Volevo solo essere lasciata in pace. Queste sono le ultime parole contenute nel messaggio di una donna che voleva riavere la sua libertà. Non voglio parlare di politica e di femminismo, non voglio parlare dei dati raccolti dall’Istat, che dichiara come dall’agosto del 2022 i femminicidi in Italia siano stati 125, più di uno ogni tre giorni e in aumento rispetto ai dodici mesi precedenti.
Non voglio parlare del brutale omicidio di Giulia Tramontano e di suo figlio a Milano da parte del compagno, dell’assassinio di un’agente di polizia da parte di un collega alla periferia di Roma, che fanno salire a 47 il numero delle donne uccise dall’inizio dell’anno. Non voglio ricordare che dal primo gennaio al 28 maggio del 2023, dice il report, in Italia sono stati registrati complessivamente 129 omicidi. Non voglio ricordare che delle donne vittime 37 sono state uccise in ambito familiare o affettivo. Quelle ammazzate per mano del partner o dell’ex partner sono invece 22.
Non voglio sottolineare che, sempre secondo l’Istat, è elevata la quota di coloro che non parlano con nessuno della violenza subita e i tassi di denuncia riguardano il 12,2% delle violenza da partner e il 6% di quelle da non partner. Una carneficina italiana che non si ferma e che sgomenta quante lavorano nei centri di accoglienza antiviolenza o nelle associazioni contro la violenza di genere. Dati sconfortanti che fanno capire come tante battaglie e tante aggregazioni non siano riuscite a fermare questa tragedia immane, che può essere definita solo superficialmente privata. Una guerra che riguarda tutti e tutte in egual misura, una sciagura che sta spingendo verso una strage domestica inqualificabile.
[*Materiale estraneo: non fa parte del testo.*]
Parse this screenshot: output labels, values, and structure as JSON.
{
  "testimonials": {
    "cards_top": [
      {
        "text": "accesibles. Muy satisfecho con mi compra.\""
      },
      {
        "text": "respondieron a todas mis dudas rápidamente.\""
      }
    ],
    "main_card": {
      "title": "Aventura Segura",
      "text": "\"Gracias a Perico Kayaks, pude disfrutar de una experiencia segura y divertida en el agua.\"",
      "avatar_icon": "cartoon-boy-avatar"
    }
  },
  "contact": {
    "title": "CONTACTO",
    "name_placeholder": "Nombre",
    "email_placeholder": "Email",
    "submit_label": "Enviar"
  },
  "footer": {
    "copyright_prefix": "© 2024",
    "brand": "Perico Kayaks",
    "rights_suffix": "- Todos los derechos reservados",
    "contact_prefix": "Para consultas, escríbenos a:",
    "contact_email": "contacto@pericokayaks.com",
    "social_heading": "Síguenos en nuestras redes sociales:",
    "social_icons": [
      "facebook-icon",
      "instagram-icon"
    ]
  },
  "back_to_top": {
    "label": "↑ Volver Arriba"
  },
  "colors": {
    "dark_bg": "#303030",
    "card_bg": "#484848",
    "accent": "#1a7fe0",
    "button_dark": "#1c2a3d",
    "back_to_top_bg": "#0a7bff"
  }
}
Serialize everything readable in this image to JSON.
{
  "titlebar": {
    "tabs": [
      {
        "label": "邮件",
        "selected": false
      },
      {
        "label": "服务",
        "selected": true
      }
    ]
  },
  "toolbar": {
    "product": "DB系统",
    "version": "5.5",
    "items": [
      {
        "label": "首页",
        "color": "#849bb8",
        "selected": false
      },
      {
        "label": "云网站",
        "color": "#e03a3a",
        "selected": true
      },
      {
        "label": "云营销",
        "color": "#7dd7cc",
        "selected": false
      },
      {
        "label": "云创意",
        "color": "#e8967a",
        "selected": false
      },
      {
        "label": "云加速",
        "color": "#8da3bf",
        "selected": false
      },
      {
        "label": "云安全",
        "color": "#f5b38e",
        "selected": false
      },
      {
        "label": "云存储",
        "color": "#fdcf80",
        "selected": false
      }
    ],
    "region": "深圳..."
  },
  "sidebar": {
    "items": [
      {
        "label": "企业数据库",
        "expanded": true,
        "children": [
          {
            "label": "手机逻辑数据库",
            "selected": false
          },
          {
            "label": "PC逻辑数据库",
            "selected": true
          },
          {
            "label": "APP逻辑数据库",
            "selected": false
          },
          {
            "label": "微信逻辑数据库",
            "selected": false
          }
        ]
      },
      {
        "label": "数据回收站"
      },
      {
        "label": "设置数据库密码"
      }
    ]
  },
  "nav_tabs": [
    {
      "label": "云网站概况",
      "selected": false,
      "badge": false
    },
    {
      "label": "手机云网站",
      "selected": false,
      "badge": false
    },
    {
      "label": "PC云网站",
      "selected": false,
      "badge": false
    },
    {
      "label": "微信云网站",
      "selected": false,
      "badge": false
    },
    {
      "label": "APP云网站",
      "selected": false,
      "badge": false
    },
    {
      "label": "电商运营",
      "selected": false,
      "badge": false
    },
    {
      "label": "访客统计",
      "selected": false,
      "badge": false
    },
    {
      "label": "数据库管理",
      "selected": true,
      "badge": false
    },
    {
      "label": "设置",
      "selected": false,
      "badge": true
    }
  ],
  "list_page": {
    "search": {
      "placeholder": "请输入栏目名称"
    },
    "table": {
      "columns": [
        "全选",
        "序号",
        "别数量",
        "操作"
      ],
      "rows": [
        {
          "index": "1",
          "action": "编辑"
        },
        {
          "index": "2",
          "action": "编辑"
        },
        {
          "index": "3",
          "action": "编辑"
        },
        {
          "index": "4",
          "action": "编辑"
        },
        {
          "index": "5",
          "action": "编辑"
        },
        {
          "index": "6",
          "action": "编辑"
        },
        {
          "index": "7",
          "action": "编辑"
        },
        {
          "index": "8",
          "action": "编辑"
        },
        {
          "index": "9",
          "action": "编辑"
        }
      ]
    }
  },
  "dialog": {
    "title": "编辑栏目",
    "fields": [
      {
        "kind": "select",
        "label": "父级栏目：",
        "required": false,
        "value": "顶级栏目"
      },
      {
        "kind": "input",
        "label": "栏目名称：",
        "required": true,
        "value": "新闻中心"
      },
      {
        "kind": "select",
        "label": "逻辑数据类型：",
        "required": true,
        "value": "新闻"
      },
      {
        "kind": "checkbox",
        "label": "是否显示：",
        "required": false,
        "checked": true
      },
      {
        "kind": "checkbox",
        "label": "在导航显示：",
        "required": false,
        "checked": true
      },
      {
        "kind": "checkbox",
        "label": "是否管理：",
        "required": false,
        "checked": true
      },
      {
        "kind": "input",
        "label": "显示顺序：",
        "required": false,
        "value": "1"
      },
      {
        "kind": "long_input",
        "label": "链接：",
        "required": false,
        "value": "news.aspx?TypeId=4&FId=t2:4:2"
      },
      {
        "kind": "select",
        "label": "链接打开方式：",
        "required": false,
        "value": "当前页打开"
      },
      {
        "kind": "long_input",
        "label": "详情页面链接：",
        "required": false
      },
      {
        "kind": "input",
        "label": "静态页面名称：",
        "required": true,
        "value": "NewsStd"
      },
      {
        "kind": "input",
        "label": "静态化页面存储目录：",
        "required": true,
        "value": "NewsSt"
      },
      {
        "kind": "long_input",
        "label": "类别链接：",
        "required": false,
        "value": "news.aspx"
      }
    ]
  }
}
Non si può parlare in modo superficiale di mostri, di casi limite e di sopravvenuta impossibilità di intendere e di volere. C’è in ogni assassinio una responsabilità sociale assolutamente individuabile, dovuta a un miscuglio di credenze copionali patriarcali che non sono state strappate da un immaginario collettivo che educa milioni di persone. Ma quali sono queste credenze affettive che bisogna cancellare perché armano la mano di compagni, ex mariti ed ex fidanzati? Quali sono queste convinzioni culturali da cui bisogna liberarsi?
La prima credenza ha una storia lunga di secoli che coinvolge l’educazione sentimentale degli uomini e delle donne: l’amore romantico, eterno e indistruttibile, l’amore che unisce due persone finché morte non ci separi. Questa credenza fonda le sue basi prima nella considerazione millenaria della donna come un oggetto di proprietà dell’uomo, un oggetto sicuramente considerato inferiore, governabile e prevedibile. In secondo luogo affonda le sue radici in molta letteratura, anche biblica, mitologica e ottocentesca, che rendono la donna e l’uomo inseparabili, costretti da un amore prigioniero a vivere la loro libertà individuale come una frode, un tradimento abissale che angoscia l’altro e l’altra.
Il sentimento per l’amato/amata non viene vissuto nella libertà e nel rispetto, ma sotto l’egida del possesso. Paradossale e adolescenziale l’idea che essere lasciati sia una tragedia, una vergogna, una ferita narcisistica insanabile che getta ogni anima in una disperazione massima. Bisogna invece educare a saper sostenere il dolore della frustrazione, senza limitare la libertà dell’altro nel fare la sua scelta. Ma siamo lontanissimi da questa concezione di coppia.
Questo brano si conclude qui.